Четвертое. Реакция российских органов власти и высших должностных лиц. Фактически, сводится к тому, что опубликованное не соответствует действительности, является попыткой дискредитации Президента, и потому нет предмета для обсуждения.
Пресечем клевету решительно
Что ж, соглашусь: если не соответствует действительности, то и нечего обсуждать.
Обсуждать нечего. А расследовать?
Ведь согласитесь: лучший способ пресечения всякого рода слухов, сплетен, тем более, вражеских «вбросов» и порождаемого ими недоверия к власти — публичное независимое расследование, с последующим публичным же представлением его итогов?
И тут выясняется, что, в отличие от перечисленных европейских государств, а также, например, от США, у нас, даже если и захотели бы, тем не менее, расследовать… некому.
Их стандарты
Не идеализируем Запад, тем более что он все более и более проявляется как наш противник. Но тот же Петр Первый, например, не стеснялся учиться у противника. И потому небольшой ликбез.
Что в подобных случаях делается, например, в Германии?
По инициативе 20 процентов депутатов Бундестага создается парламентская комиссия по расследованию, которой все должностные лица и органы госвласти обязаны предоставлять всю затребуемую комиссией информацию.
Ладно, скажете, там же парламентская система, а у нас, совсем другое дело — система президентская?
Да, системы бывают разные, но логика в более или менее цивилизованных государствах, тем не менее, везде одна и та же.
Что в подобных случаях делается, например, в стране с президентской системой правления — в США?
Во-первых, по требованию парламентского меньшинства учреждаются комиссии по расследованию, показания которым обязаны давать под присягой все, включая действующего Президента. Отказ от дачи показаний допускается, но исключительно одновременно с добровольной отставкой.
Во-вторых, если этого недостаточно, если есть основания не только для публичного разбирательства на уровне дачи публичных показаний под присягой, но и для следствия (со всем арсеналом средств уголовного расследования), то по требованию меньшинства депутатов учреждается независимый прокурор, никоим образом не зависящий от действующего Президента и парламентского большинства, но имеющий все полномочия для ведения полноценного следствия, включая расследование действий высшего должностного лица государства — Президента.
И вопрос для самопроверки: если в США или в Германии кто-то, например, пресс-секретарь Президента или Канцлера, в ответ на обвинения в СМИ заявит, что это все — «рука Москвы», станет ли это основанием для НЕпроведения расследования? Допустим, даже будет достоверно установлено, что именно Москва, в своих интересах, вбросила компрометирующие материалы — станет ли это основанием для отказа от независимого расследования?

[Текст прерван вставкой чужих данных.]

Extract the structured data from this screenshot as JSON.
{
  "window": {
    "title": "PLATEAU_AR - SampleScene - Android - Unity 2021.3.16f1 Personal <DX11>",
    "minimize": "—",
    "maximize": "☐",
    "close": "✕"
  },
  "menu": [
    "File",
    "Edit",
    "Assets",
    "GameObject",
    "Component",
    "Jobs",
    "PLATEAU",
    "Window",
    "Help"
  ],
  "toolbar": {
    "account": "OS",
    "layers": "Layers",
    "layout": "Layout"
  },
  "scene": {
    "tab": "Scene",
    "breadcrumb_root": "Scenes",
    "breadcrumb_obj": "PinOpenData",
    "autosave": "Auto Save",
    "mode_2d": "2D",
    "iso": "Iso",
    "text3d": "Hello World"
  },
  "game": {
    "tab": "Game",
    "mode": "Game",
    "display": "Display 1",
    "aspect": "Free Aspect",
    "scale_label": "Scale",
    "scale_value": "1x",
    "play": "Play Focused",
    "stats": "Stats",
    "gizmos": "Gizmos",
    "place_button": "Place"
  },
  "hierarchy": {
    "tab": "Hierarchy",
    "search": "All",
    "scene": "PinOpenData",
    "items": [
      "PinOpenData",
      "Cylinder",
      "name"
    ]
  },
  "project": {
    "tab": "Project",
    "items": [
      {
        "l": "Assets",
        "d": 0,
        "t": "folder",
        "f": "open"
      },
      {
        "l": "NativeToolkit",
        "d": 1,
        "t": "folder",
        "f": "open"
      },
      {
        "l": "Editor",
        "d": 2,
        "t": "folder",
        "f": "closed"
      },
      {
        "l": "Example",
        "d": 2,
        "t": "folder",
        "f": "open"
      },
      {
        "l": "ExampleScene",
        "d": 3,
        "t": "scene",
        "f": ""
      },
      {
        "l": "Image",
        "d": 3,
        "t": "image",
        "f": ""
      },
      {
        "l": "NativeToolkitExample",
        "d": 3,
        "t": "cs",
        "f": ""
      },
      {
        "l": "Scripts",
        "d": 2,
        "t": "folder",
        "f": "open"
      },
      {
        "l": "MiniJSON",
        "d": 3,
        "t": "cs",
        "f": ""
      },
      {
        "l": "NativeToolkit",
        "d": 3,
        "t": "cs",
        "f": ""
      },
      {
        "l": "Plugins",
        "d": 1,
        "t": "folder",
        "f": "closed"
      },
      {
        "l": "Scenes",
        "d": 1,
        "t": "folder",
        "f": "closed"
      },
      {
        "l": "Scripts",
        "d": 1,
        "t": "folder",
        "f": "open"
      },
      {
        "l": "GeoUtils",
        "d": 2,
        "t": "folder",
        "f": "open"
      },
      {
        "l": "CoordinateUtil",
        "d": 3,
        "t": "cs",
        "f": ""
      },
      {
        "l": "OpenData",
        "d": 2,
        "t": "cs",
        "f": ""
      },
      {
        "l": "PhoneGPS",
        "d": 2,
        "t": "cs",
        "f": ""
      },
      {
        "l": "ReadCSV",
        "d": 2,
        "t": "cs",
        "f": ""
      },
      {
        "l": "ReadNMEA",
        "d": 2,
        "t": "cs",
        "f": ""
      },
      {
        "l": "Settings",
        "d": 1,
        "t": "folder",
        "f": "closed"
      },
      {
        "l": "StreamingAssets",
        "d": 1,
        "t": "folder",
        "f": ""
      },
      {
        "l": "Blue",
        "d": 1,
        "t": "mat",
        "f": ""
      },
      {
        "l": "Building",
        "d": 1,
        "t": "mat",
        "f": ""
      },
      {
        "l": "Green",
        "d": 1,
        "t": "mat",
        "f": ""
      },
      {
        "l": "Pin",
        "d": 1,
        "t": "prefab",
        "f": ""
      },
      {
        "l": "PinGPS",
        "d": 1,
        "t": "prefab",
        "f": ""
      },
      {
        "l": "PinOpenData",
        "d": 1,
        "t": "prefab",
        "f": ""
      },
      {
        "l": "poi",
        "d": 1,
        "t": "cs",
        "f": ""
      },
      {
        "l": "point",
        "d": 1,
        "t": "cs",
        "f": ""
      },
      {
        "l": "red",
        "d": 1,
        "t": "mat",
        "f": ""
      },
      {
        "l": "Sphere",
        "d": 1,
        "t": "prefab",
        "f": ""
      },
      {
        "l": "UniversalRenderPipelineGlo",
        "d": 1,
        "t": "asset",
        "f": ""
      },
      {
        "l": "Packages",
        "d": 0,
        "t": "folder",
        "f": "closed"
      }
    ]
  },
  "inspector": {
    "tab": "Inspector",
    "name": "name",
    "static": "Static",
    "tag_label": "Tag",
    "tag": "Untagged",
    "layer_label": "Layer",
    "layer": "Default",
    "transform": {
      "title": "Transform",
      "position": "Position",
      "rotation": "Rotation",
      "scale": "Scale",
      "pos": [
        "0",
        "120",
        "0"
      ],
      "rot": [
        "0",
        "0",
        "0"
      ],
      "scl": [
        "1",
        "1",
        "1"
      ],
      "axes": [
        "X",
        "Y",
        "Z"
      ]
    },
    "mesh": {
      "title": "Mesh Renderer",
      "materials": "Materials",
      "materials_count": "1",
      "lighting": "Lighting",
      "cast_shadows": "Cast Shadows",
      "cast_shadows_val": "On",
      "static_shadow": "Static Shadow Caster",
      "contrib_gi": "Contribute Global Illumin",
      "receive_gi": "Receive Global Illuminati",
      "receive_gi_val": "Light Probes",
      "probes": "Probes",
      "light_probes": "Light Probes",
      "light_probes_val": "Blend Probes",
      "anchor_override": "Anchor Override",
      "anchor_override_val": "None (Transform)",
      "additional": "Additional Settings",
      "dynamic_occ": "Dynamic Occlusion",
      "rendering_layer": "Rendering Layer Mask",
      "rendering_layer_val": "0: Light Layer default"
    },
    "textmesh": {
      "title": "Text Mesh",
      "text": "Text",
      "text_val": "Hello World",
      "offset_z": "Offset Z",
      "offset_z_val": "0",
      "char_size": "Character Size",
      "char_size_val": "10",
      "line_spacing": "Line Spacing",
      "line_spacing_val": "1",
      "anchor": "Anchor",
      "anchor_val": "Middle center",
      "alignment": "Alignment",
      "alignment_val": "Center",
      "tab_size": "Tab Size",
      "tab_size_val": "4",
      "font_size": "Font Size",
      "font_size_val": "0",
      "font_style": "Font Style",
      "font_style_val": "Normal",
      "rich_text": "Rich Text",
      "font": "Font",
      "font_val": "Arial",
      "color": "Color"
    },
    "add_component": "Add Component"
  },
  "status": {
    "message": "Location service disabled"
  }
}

Те ли стандарты перенимаем?
Как известно, в сфере экономики, промышленности, российские власти, фактически, отказались от российской собственной стандартизации и пошли по пути прямого заимствования целого ряда стандартов западных. Это зачастую ставит нашу промышленность в изначально подчиненное положение: стандарты ведущими странами всегда принимаются таким образом, чтобы именно своим корпорациям, с учетом своих особенностей и предыстории, дать максимум преимуществ.
В то же время в области обеспечения контроля общества за властью западные (фактически — уже общемировые) стандарты категорически не перенимаются, но вместо них внедряются симулякры: издали внешне похожие, но, по существу, лишь имитирующие аналогичное действие.
Кстати, в одном из комментариев к другой моей статье один читатель как-то посетовал, что я, с его точки зрения, неуместно использую термин «цивилизованное государство» по отношению к государствам каким-то иным и противопоставляя их, тем самым, государству нашему.
Что ж, никак не хочу унизить свою страну и свой народ, тем более, в глазах внешнего мира. Но хотел бы обратить внимание своих (наших, отечественных) читателей на то, что выше приведенные примеры — это примеры именно цивилизованных отношений между властью и обществом, способности общества контролировать свою власть и, при необходимости, спрашивать с нее. Отсутствие же такой способности, например, в значительной части африканских и латиноамериканских стран, с моей точки зрения — никоим образом не признак «иной цивилизации», но признак, уж простите, недостаточной цивилизованности, неразвитости, неспособности общества поставить себя и свои интересы выше узкокорыстных интересов тех или иных властителей.
Остается напомнить, что государства конкурируют между собой не только в сфере экономики и военного строительства, но и в сфере социального устройства и госуправления. Что, в конечном счете, определяет затем и успехи или, напротив, провалы в сфере экономической и военной.
Объективный взгляд в зеркало
Где же мы с вами на этой шкале способности расследовать то, что, к сожалению, всегда возможно — злоупотребления и преступления власти?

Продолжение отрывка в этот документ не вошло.